Dolgov lurched back in his seat and his goons fell to their knees. The Russian gangster clamped his hands to his ears as his bald scalp began to smoke.
“You really should have left when you had the chance, Yevgeny. Don’t you know how it works? No, of course not, you’re used to talking, not listening. Well let me explain what’s happening to you.” More smoke steamed off his head. For a minute there it actually looked like it was coming out of his ears. “Aura’s voice amplifies the power of the songs that she sings, so when she sings the Blues, well she’s suicidal, so all those guys out in the audience want to slash their wrists; when she’s poppy, she’s shiny happy people on acid, you get the idea?” I like to think Yevgeny nodded but he was long past nodding. “Flock are a Christian band. You know what that means?”
One of the goons stumbled backwards and fell across another patron’s table. Instead of smashing it, as a man his size should have, he collapsed and with a soft implosion powdered into a pile of dust and ash. The other goon broke for the door, but with every step he took, part of his leg turned to ash. Half a second later he was running on stumps and shrinking by the second. Unable to retain his balance, he too collapsed into a pile of dust.
“You should never have killed the Fortunate Fridays, Yevgeny,” I said. “Then maybe you wouldn’t be having a Terrible Tuesday.” The line sounded a bit corny when I said it out loud. It wasn’t exactly the most pithy of taunts.

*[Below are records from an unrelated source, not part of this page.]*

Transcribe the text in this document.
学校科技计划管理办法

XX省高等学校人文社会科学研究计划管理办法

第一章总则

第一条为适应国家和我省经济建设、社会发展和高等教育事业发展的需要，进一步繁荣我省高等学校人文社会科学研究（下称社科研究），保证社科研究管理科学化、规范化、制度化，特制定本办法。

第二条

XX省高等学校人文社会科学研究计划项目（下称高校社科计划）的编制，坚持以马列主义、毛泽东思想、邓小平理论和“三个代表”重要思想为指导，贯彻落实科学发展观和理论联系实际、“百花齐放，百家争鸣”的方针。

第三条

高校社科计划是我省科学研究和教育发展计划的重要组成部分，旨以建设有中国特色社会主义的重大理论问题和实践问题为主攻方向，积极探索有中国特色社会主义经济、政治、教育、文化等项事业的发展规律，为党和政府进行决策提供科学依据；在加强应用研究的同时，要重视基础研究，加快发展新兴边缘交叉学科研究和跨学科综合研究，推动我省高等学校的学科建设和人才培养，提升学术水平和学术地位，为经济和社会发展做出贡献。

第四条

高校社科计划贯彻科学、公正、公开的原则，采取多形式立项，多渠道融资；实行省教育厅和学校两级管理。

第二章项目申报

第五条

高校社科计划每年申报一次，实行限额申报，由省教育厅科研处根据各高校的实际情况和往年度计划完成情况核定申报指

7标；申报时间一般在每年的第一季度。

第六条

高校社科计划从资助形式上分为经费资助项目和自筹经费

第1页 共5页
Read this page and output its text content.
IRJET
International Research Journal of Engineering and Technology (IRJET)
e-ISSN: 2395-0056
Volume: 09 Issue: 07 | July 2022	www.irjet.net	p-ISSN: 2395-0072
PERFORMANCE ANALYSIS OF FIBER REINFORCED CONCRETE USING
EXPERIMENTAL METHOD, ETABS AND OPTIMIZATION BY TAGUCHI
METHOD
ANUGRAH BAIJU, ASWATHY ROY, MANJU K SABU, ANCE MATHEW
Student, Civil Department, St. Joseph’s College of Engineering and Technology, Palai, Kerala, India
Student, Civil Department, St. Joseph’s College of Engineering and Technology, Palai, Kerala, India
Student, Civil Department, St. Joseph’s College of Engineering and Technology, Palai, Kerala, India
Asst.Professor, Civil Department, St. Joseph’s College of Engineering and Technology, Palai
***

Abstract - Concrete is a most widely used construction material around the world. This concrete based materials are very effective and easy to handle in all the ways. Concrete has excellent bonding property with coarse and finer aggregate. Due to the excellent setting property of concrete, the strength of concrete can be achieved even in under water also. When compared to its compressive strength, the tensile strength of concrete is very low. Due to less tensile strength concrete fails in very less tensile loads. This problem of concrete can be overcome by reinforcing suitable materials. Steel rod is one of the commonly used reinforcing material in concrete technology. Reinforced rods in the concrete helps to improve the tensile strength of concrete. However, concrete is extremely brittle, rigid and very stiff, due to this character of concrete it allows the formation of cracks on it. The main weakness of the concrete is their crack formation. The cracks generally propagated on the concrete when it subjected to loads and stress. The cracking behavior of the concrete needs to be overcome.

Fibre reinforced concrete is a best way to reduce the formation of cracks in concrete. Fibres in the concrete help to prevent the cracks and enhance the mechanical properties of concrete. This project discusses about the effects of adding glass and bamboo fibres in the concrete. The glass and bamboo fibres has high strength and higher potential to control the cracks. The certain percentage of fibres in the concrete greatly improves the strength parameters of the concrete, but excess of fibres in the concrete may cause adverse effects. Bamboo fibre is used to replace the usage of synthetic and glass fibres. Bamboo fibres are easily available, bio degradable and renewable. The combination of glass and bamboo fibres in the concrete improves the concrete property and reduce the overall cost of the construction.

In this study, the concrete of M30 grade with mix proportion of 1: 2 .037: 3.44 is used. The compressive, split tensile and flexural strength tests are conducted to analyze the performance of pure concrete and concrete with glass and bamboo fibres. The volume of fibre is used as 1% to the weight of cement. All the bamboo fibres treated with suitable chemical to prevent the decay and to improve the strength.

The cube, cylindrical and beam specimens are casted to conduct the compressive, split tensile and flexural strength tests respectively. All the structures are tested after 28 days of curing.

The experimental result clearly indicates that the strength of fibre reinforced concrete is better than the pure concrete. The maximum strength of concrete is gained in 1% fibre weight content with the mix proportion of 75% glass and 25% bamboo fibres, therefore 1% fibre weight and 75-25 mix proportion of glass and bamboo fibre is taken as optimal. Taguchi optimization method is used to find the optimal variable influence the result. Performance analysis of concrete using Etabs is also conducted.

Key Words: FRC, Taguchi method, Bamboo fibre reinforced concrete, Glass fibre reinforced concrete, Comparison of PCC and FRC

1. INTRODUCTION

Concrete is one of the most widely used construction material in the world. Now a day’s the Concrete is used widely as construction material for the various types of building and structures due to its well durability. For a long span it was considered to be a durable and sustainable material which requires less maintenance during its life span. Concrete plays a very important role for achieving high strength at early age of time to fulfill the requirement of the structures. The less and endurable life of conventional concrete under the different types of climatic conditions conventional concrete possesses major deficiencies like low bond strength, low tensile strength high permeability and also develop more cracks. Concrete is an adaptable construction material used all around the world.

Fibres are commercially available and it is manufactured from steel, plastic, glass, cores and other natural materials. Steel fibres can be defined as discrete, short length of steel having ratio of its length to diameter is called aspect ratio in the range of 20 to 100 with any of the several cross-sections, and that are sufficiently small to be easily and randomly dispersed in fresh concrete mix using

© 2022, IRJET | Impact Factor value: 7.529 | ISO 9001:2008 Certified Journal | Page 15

He growled and leapt for me. He caught me one good one, leaving a scar on my right cheek, before he too succumbed to the faith of Aura’s song burning up inside him and turned to ash. I think the scar makes me look pretty distinguished. I could have had plastic surgery but I’m not that vain. I stood and dusted myself off as the music stopped behind me. Aura left the stage and came running towards me.
I caught her up in a hug and planted my lips on hers.
She tasted like a peach. She still does.
As we were leaving the Broken Doll, the man who’d been sitting at the table where Dolgov’s goon had burst into ash stopped me. It was Polanski, formerly of Red Sky Entertainment and, at one time, proud owner of an Aston Martin DB9. The original Rainmaker. “Who was that girl?” he asked. “Seriously. I have to know.”
I smiled at him. A fish on the hook. Well, more of a man on the fishhook I suppose. Or the siren’s hook.
“Her name is Shepherd,” I said. “The band’s called Flock.”
“As in wallpaper?” He looked genuinely confused by the idea.
I decided to help him out. I handed him my card with Dead Records stamped in gold foil over a siren on the rocks. And no, that’s not a kind of drink.
“Nope, as in make like a shepherd and get the flock out of here. C’mon, babe,” I said to Aura, “Let’s go make some noise.”